Re: WARNING: ODEBUG bug in tcindex_destroy_work (3)

From: Paul E. McKenney
Date: Wed Mar 25 2020 - 15:07:43 EST


On Wed, Mar 25, 2020 at 11:53:51AM -0700, Cong Wang wrote:
> On Mon, Mar 23, 2020 at 7:05 PM Paul E. McKenney <paulmck@xxxxxxxxxx> wrote:
> >
> > On Tue, Mar 24, 2020 at 02:01:13AM +0100, Thomas Gleixner wrote:
> > > Cong Wang <xiyou.wangcong@xxxxxxxxx> writes:
> > > > On Mon, Mar 23, 2020 at 2:14 PM Thomas Gleixner <tglx@xxxxxxxxxxxxx> wrote:
> > > >> > We use an ordered workqueue for tc filters, so these two
> > > >> > works are executed in the same order as they are queued.
> > > >>
> > > >> The workqueue is ordered, but look how the work is queued on the work
> > > >> queue:
> > > >>
> > > >> tcf_queue_work()
> > > >> queue_rcu_work()
> > > >> call_rcu(&rwork->rcu, rcu_work_rcufn);
> > > >>
> > > >> So after the grace period elapses rcu_work_rcufn() queues it in the
> > > >> actual work queue.
> > > >>
> > > >> Now tcindex_destroy() is invoked via tcf_proto_destroy() which can be
> > > >> invoked from preemtible context. Now assume the following:
> > > >>
> > > >> CPU0
> > > >> tcf_queue_work()
> > > >> tcf_queue_work(&r->rwork, tcindex_destroy_rexts_work);
> > > >>
> > > >> -> Migration
> > > >>
> > > >> CPU1
> > > >> tcf_queue_work(&p->rwork, tcindex_destroy_work);
> > > >>
> > > >> So your RCU callbacks can be placed on different CPUs which obviously
> > > >> has no ordering guarantee at all. See also:
> > > >
> > > > Good catch!
> > > >
> > > > I thought about this when I added this ordered workqueue, but it
> > > > seems I misinterpret max_active, so despite we have max_active==1,
> > > > more than 1 work could still be queued on different CPU's here.
> > >
> > > The workqueue is not the problem. it works perfectly fine.

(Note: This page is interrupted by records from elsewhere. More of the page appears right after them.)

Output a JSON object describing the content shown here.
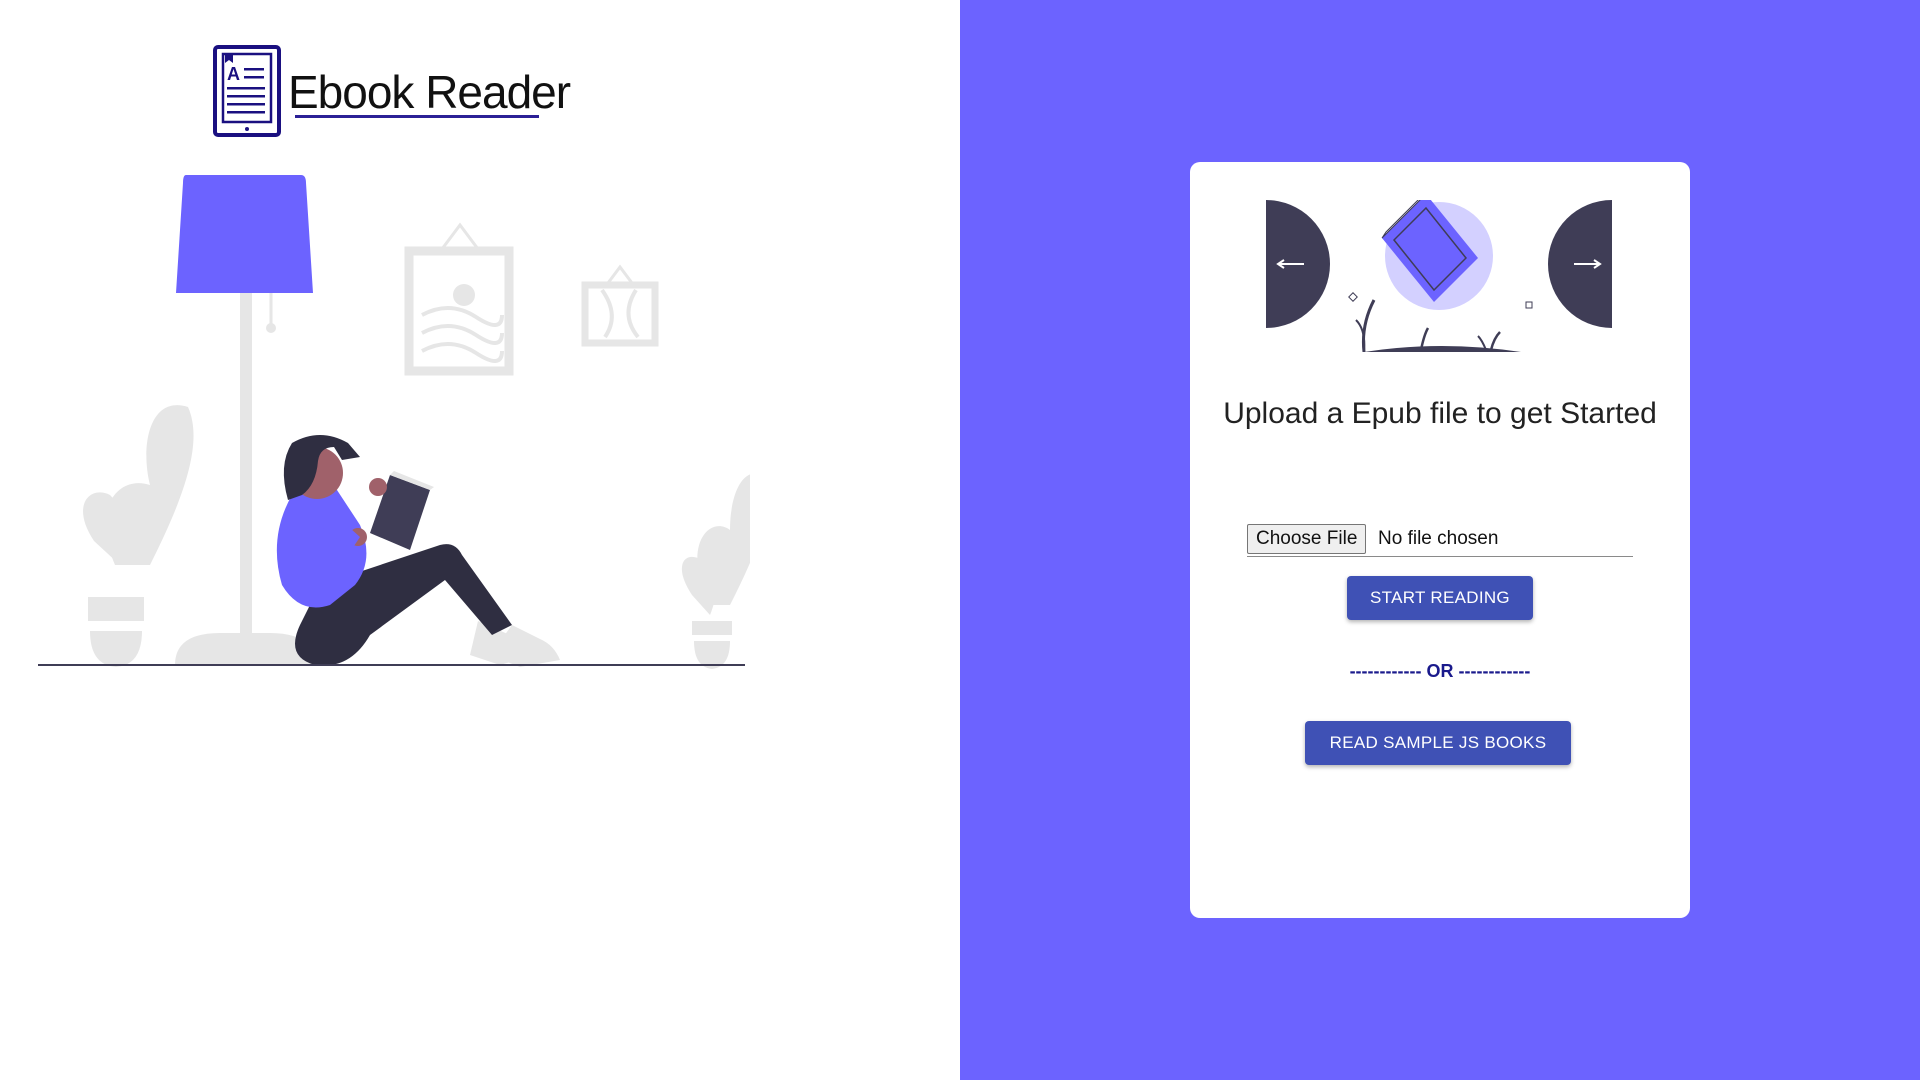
{
  "brand": {
    "name": "Ebook Reader",
    "logo_icon": "ebook-tablet-icon",
    "logo_letter": "A"
  },
  "hero": {
    "illustration": "woman-reading-under-floor-lamp"
  },
  "upload_card": {
    "illustration": "book-with-arrows",
    "title": "Upload a Epub file to get Started",
    "file_input": {
      "button_label": "Choose File",
      "status": "No file chosen"
    },
    "start_button": "START READING",
    "divider": "------------ OR ------------",
    "sample_button": "READ SAMPLE JS BOOKS"
  },
  "colors": {
    "accent": "#6c63ff",
    "button": "#3f51b5",
    "dark": "#3f3d56",
    "brand_blue": "#2b2096",
    "background": "#ffffff",
    "ghost": "#e6e6e6"
  }
}
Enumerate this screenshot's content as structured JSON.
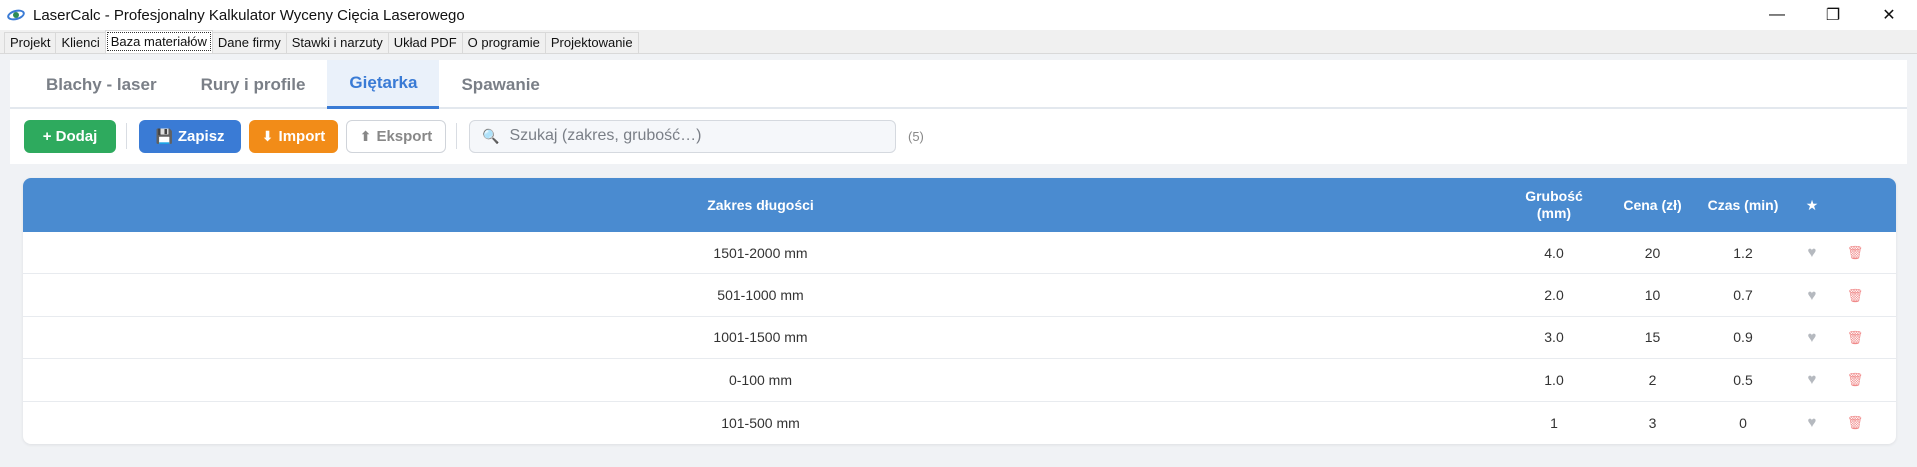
{
  "window": {
    "title": "LaserCalc - Profesjonalny Kalkulator Wyceny Cięcia Laserowego",
    "minimize": "—",
    "maximize": "❐",
    "close": "✕"
  },
  "top_tabs": [
    {
      "label": "Projekt"
    },
    {
      "label": "Klienci"
    },
    {
      "label": "Baza materiałów",
      "active": true
    },
    {
      "label": "Dane firmy"
    },
    {
      "label": "Stawki i narzuty"
    },
    {
      "label": "Układ PDF"
    },
    {
      "label": "O programie"
    },
    {
      "label": "Projektowanie"
    }
  ],
  "sub_tabs": [
    {
      "label": "Blachy - laser"
    },
    {
      "label": "Rury i profile"
    },
    {
      "label": "Giętarka",
      "active": true
    },
    {
      "label": "Spawanie"
    }
  ],
  "toolbar": {
    "add_label": "+ Dodaj",
    "save_icon": "💾",
    "save_label": "Zapisz",
    "import_icon": "⬇",
    "import_label": "Import",
    "export_icon": "⬆",
    "export_label": "Eksport",
    "search_icon": "🔍",
    "search_placeholder": "Szukaj (zakres, grubość…)",
    "count": "(5)"
  },
  "table": {
    "headers": {
      "range": "Zakres długości",
      "thickness_1": "Grubość",
      "thickness_2": "(mm)",
      "price": "Cena (zł)",
      "time": "Czas (min)",
      "fav": "★"
    },
    "rows": [
      {
        "range": "1501-2000 mm",
        "thickness": "4.0",
        "price": "20",
        "time": "1.2"
      },
      {
        "range": "501-1000 mm",
        "thickness": "2.0",
        "price": "10",
        "time": "0.7"
      },
      {
        "range": "1001-1500 mm",
        "thickness": "3.0",
        "price": "15",
        "time": "0.9"
      },
      {
        "range": "0-100 mm",
        "thickness": "1.0",
        "price": "2",
        "time": "0.5"
      },
      {
        "range": "101-500 mm",
        "thickness": "1",
        "price": "3",
        "time": "0"
      }
    ],
    "heart_glyph": "♥",
    "trash_glyph": "🗑"
  },
  "colors": {
    "accent": "#3a7bd5",
    "header_bg": "#4a8bd0",
    "add": "#2eaa5e",
    "import": "#f28c18"
  }
}
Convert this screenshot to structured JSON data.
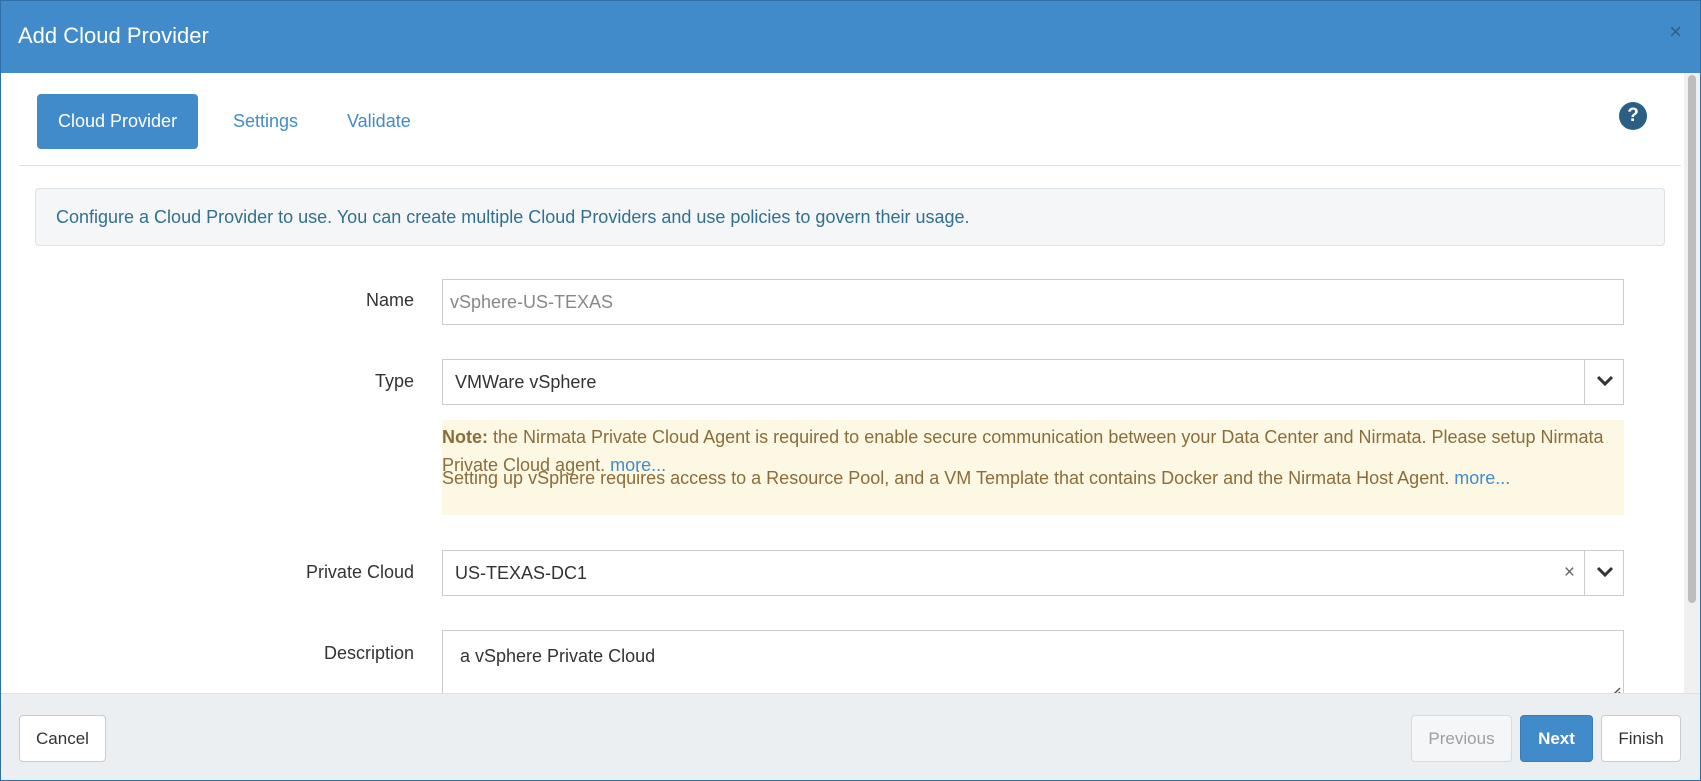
{
  "dialog": {
    "title": "Add Cloud Provider",
    "close_glyph": "×"
  },
  "tabs": [
    {
      "label": "Cloud Provider",
      "active": true
    },
    {
      "label": "Settings",
      "active": false
    },
    {
      "label": "Validate",
      "active": false
    }
  ],
  "help_glyph": "?",
  "info_text": "Configure a Cloud Provider to use. You can create multiple Cloud Providers and use policies to govern their usage.",
  "form": {
    "name": {
      "label": "Name",
      "value": "vSphere-US-TEXAS"
    },
    "type": {
      "label": "Type",
      "value": "VMWare vSphere"
    },
    "note": {
      "bold": "Note:",
      "text1": " the Nirmata Private Cloud Agent is required to enable secure communication between your Data Center and Nirmata. Please setup Nirmata Private Cloud agent. ",
      "link1": "more...",
      "text2": "Setting up vSphere requires access to a Resource Pool, and a VM Template that contains Docker and the Nirmata Host Agent. ",
      "link2": "more..."
    },
    "private_cloud": {
      "label": "Private Cloud",
      "value": "US-TEXAS-DC1",
      "clear_glyph": "×"
    },
    "description": {
      "label": "Description",
      "value": "a vSphere Private Cloud"
    }
  },
  "footer": {
    "cancel": "Cancel",
    "previous": "Previous",
    "next": "Next",
    "finish": "Finish"
  },
  "colors": {
    "primary": "#428bca",
    "note_bg": "#fcf8e3",
    "note_text": "#8a6d3b",
    "info_text": "#31708f"
  },
  "icons": {
    "close": "close-icon",
    "help": "help-icon",
    "dropdown": "chevron-down-icon",
    "clear": "clear-icon",
    "resize": "resize-grip-icon"
  }
}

The way how
> > > the work gets queued is the issue.
> > >
> > > > I don't know how to fix this properly, I think essentially RCU work
> > > > should be guaranteed the same ordering with regular work. But this
> > > > seems impossible unless RCU offers some API to achieve that.
> > >
> > > I don't think that's possible w/o putting constraints on the flexibility
> > > of RCU (Paul of course might disagree).
> >
> > It is possible, but it does not come for free.
> >
> > From an RCU/workqueues perspective, if I understand the scenario, you
> > can do the following:
> >
> > tcf_queue_work(&r->rwork, tcindex_destroy_rexts_work);
> >
> > rcu_barrier(); // Wait for the RCU callback.
> > flush_work(...); // Wait for the workqueue handler.
> > // But maybe for quite a few of them...
> >
> > // All the earlier handlers have completed.
> > tcf_queue_work(&p->rwork, tcindex_destroy_work);
> >
> > This of course introduces overhead and latency. Maybe that is not a
> > problem at teardown time, or maybe the final tcf_queue_work() can itself
> > be dumped into a workqueue in order to get it off of the critical path.
>
> I personally agree, but nowadays NIC vendors care about tc filter
> slow path performance as well. :-/

I bet that they do! ;-)

But have you actually tried the rcu_barrier()/flush_work() approach?
It is reasonably simple to implement, even if you do have to use multiple
flush_work() calls, and who knows? Maybe it is fast enough.

So why not try it?

Hmmm... Another approach would be to associate a counter with this group
of requests, incrementing this count in tcf_queue_work() and capturing
the prior value of the count, then in tcindex_destroy_work() waiting
for the count to reach the captured value. This would avoid needless
waiting in tcindex_destroy_rexts_work(). Such needless waiting would
be hard to avoid within the confines of either RCU or workqueues, and
such needless waiting might well slow down this slowpath, which again
might make the NIC vendors unhappy.

> > However, depending on your constraints ...
> >
> > > I assume that the filters which hang of tcindex_data::perfect and
> > > tcindex_data:p must be freed before tcindex_data, right?
> > >
> > > Refcounting of tcindex_data should do the trick. I.e. any element which
> > > you add to a tcindex_data instance takes a refcount and when that is
> > > destroyed then the rcu/work callback drops a reference which once it
> > > reaches 0 triggers tcindex_data to be freed.
> >
> > ... reference counts might work much better for you.
>
> I need to think about how much work is needed for refcnting, given
> other filters have the same assumption.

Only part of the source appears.